On Thu, 26 Feb 2009 15:54:14 +0000
Andrew Haley <a...@redhat.com> wrote:

> Paul Brook wrote:
> >>   Well, but wouldn't it still be nice if
> >> __builtin_return_address(N) was implemented for N>0 by libcalling
> >> into the unwinder for you?  Obviously this would still have to
> >> return NULL at runtime when you're running on a DW2 target without
> >> any EH frame data present in memory (and I guess it wouldn't work
> >> on SjLj targets either), but wouldn't it still be a nice
> >> convenience feature for users?
> > 
> > There are sufficiently many caveats and system specific bits of
> > weirdness that you probably just have to know what you're doing (or
> > rely on backtrace(3) to do it for you).
> > 
> > IMHO builtins are for things that you can't do in normal C. So 
> > __builtin_return_address(0) makes a lot of sense. Having it start
> > guessing how to do N>0 much less so.
> 
> I suggest we could contribute a version of backtrace.c for ARM to
> glibc. An example to follow is libc/sysdeps/ia64/backtrace.c.

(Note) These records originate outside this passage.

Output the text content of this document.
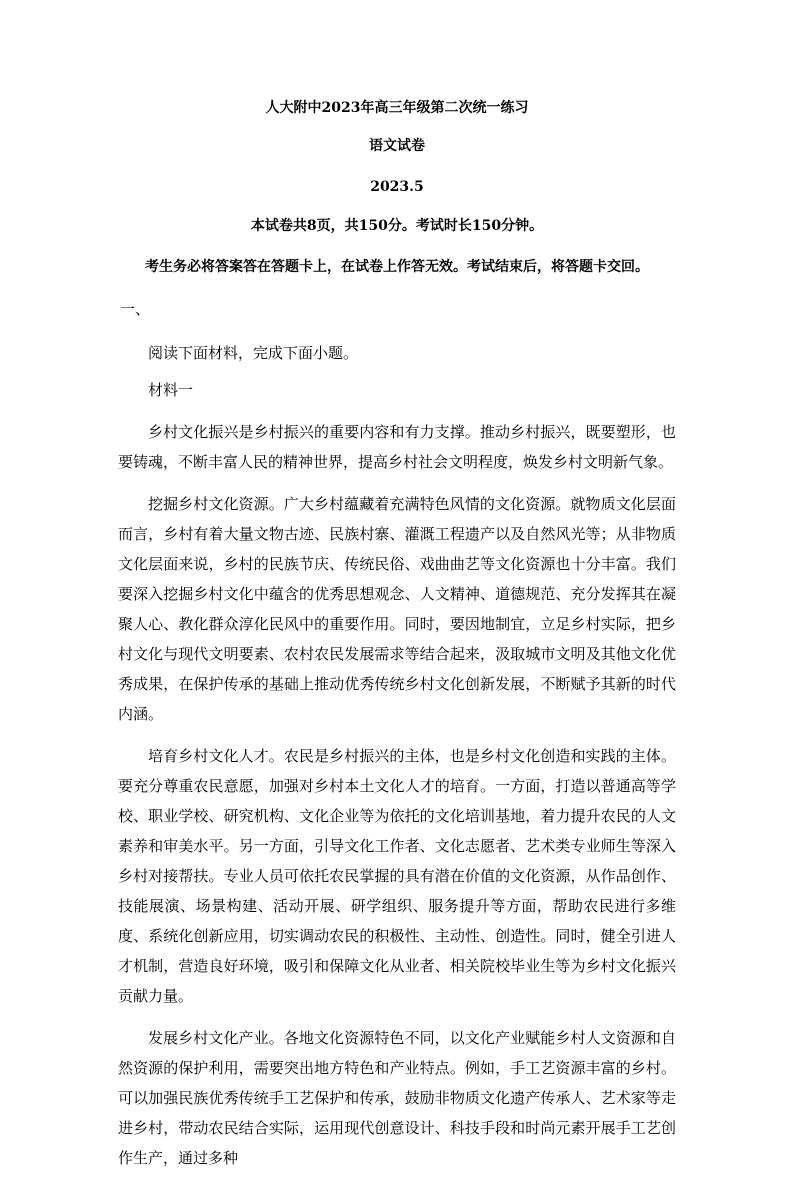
人大附中2023年高三年级第二次统一练习
语文试卷
2023.5
本试卷共8页，共150分。考试时长150分钟。
考生务必将答案答在答题卡上，在试卷上作答无效。考试结束后，将答题卡交回。
一、

阅读下面材料，完成下面小题。

材料一

乡村文化振兴是乡村振兴的重要内容和有力支撑。推动乡村振兴，既要塑形，也要铸魂，不断丰富人民的精神世界，提高乡村社会文明程度，焕发乡村文明新气象。

挖掘乡村文化资源。广大乡村蕴藏着充满特色风情的文化资源。就物质文化层面而言，乡村有着大量文物古迹、民族村寨、灌溉工程遗产以及自然风光等；从非物质文化层面来说，乡村的民族节庆、传统民俗、戏曲曲艺等文化资源也十分丰富。我们要深入挖掘乡村文化中蕴含的优秀思想观念、人文精神、道德规范、充分发挥其在凝聚人心、教化群众淳化民风中的重要作用。同时，要因地制宜，立足乡村实际，把乡村文化与现代文明要素、农村农民发展需求等结合起来，汲取城市文明及其他文化优秀成果，在保护传承的基础上推动优秀传统乡村文化创新发展，不断赋予其新的时代内涵。

培育乡村文化人才。农民是乡村振兴的主体，也是乡村文化创造和实践的主体。要充分尊重农民意愿，加强对乡村本土文化人才的培育。一方面，打造以普通高等学校、职业学校、研究机构、文化企业等为依托的文化培训基地，着力提升农民的人文素养和审美水平。另一方面，引导文化工作者、文化志愿者、艺术类专业师生等深入乡村对接帮扶。专业人员可依托农民掌握的具有潜在价值的文化资源，从作品创作、技能展演、场景构建、活动开展、研学组织、服务提升等方面，帮助农民进行多维度、系统化创新应用，切实调动农民的积极性、主动性、创造性。同时，健全引进人才机制，营造良好环境，吸引和保障文化从业者、相关院校毕业生等为乡村文化振兴贡献力量。

发展乡村文化产业。各地文化资源特色不同，以文化产业赋能乡村人文资源和自然资源的保护利用，需要突出地方特色和产业特点。例如，手工艺资源丰富的乡村。可以加强民族优秀传统手工艺保护和传承，鼓励非物质文化遗产传承人、艺术家等走进乡村，带动农民结合实际，运用现代创意设计、科技手段和时尚元素开展手工艺创作生产，通过多种
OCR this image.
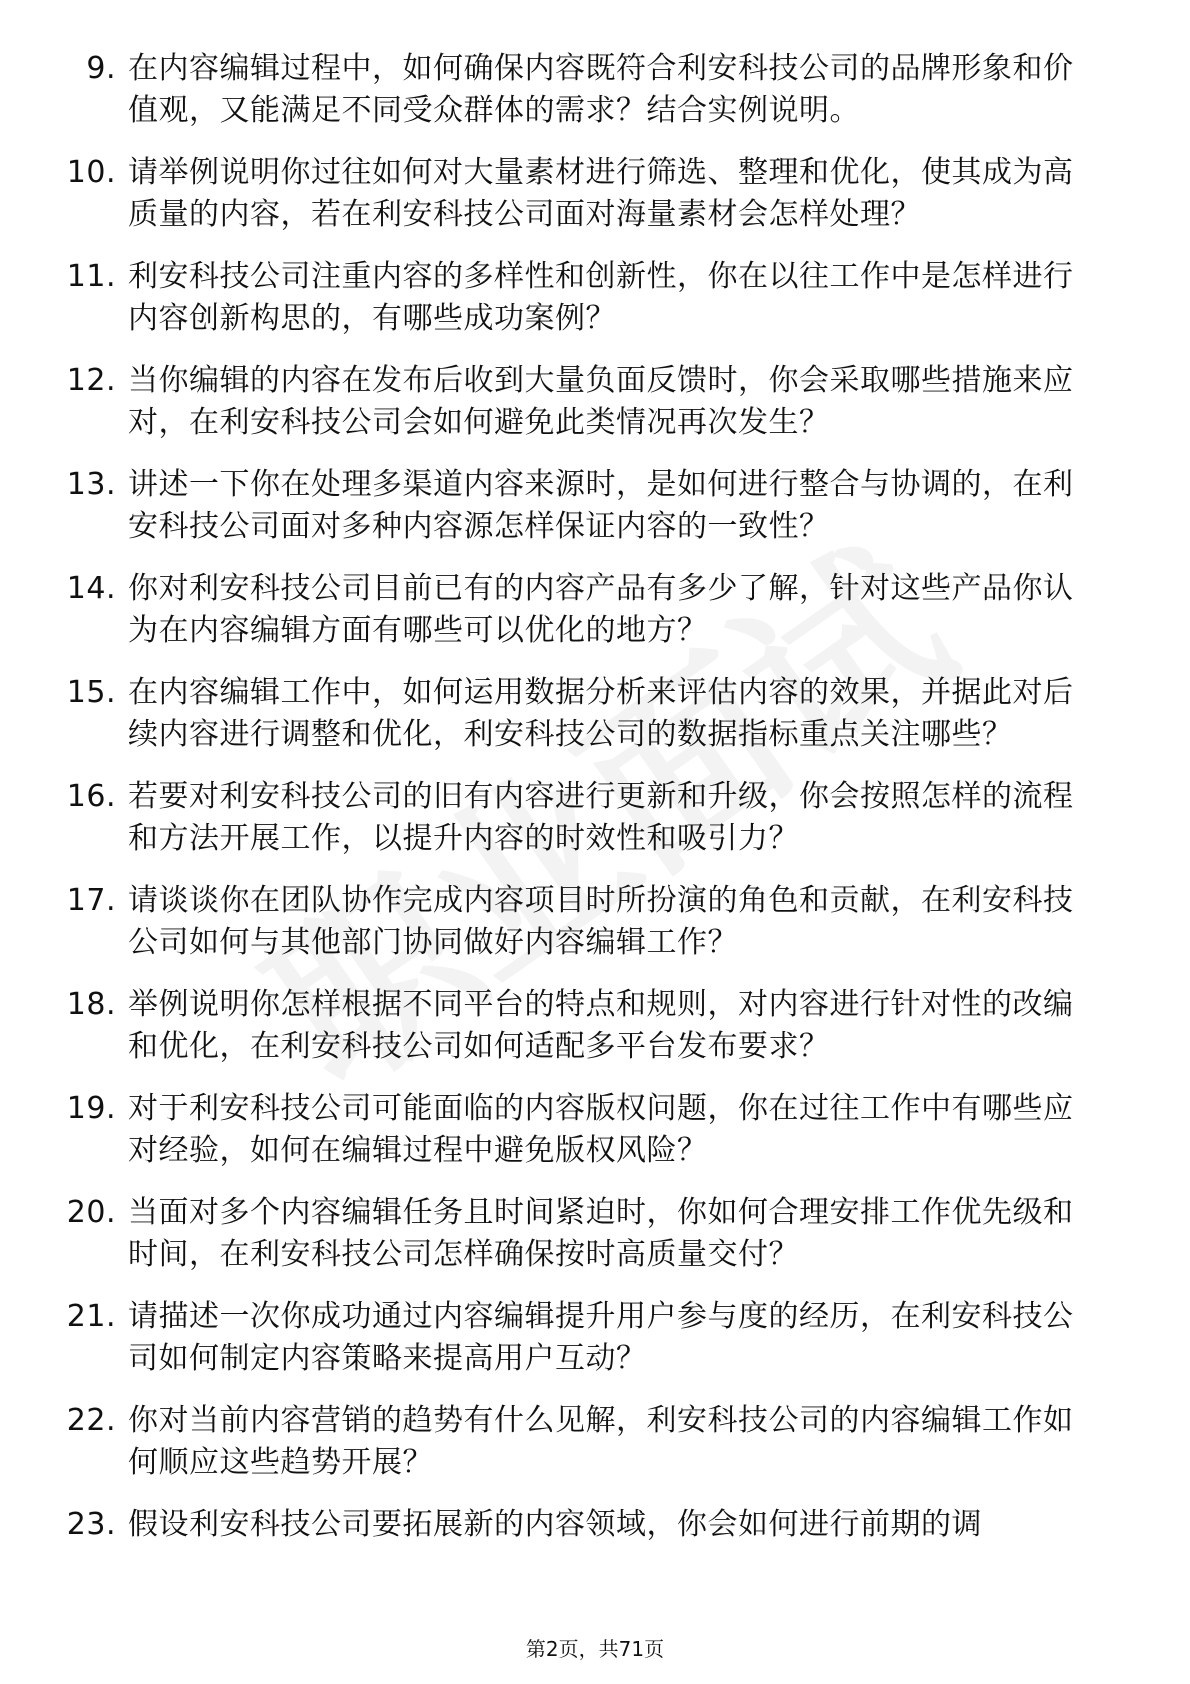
9. 在内容编辑过程中，如何确保内容既符合利安科技公司的品牌形象和价值观，又能满足不同受众群体的需求？结合实例说明。
10. 请举例说明你过往如何对大量素材进行筛选、整理和优化，使其成为高质量的内容，若在利安科技公司面对海量素材会怎样处理？
11. 利安科技公司注重内容的多样性和创新性，你在以往工作中是怎样进行内容创新构思的，有哪些成功案例？
12. 当你编辑的内容在发布后收到大量负面反馈时，你会采取哪些措施来应对，在利安科技公司会如何避免此类情况再次发生？
13. 讲述一下你在处理多渠道内容来源时，是如何进行整合与协调的，在利安科技公司面对多种内容源怎样保证内容的一致性？
14. 你对利安科技公司目前已有的内容产品有多少了解，针对这些产品你认为在内容编辑方面有哪些可以优化的地方？
15. 在内容编辑工作中，如何运用数据分析来评估内容的效果，并据此对后续内容进行调整和优化，利安科技公司的数据指标重点关注哪些？
16. 若要对利安科技公司的旧有内容进行更新和升级，你会按照怎样的流程和方法开展工作，以提升内容的时效性和吸引力？
17. 请谈谈你在团队协作完成内容项目时所扮演的角色和贡献，在利安科技公司如何与其他部门协同做好内容编辑工作？
18. 举例说明你怎样根据不同平台的特点和规则，对内容进行针对性的改编和优化，在利安科技公司如何适配多平台发布要求？
19. 对于利安科技公司可能面临的内容版权问题，你在过往工作中有哪些应对经验，如何在编辑过程中避免版权风险？
20. 当面对多个内容编辑任务且时间紧迫时，你如何合理安排工作优先级和时间，在利安科技公司怎样确保按时高质量交付？
21. 请描述一次你成功通过内容编辑提升用户参与度的经历，在利安科技公司如何制定内容策略来提高用户互动？
22. 你对当前内容营销的趋势有什么见解，利安科技公司的内容编辑工作如何顺应这些趋势开展？
23. 假设利安科技公司要拓展新的内容领域，你会如何进行前期的调
第2页，共71页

GLIBC already knows how to do backtracing if the ARM-specific unwind
tables are present (.ARM.exidx, etc.), using _Unwind_Backtrace.

Unfortunately backtraces don't currently terminate cleanly if code
without unwind data is reached: CodeSourcery are currently working on
fixing the linker so that non-unwindable regions are marked properly,
which we consider essential to making this feature usable.

Of course, you'll need to compile all your code with -funwind-tables for
this to work. We haven't measured the size impact of this yet: we're
planning on optimising the unwind tables by merging duplicate entries
whenever possible, so hopefully it won't be too bad.

Just a heads-up to avoid duplicate effort!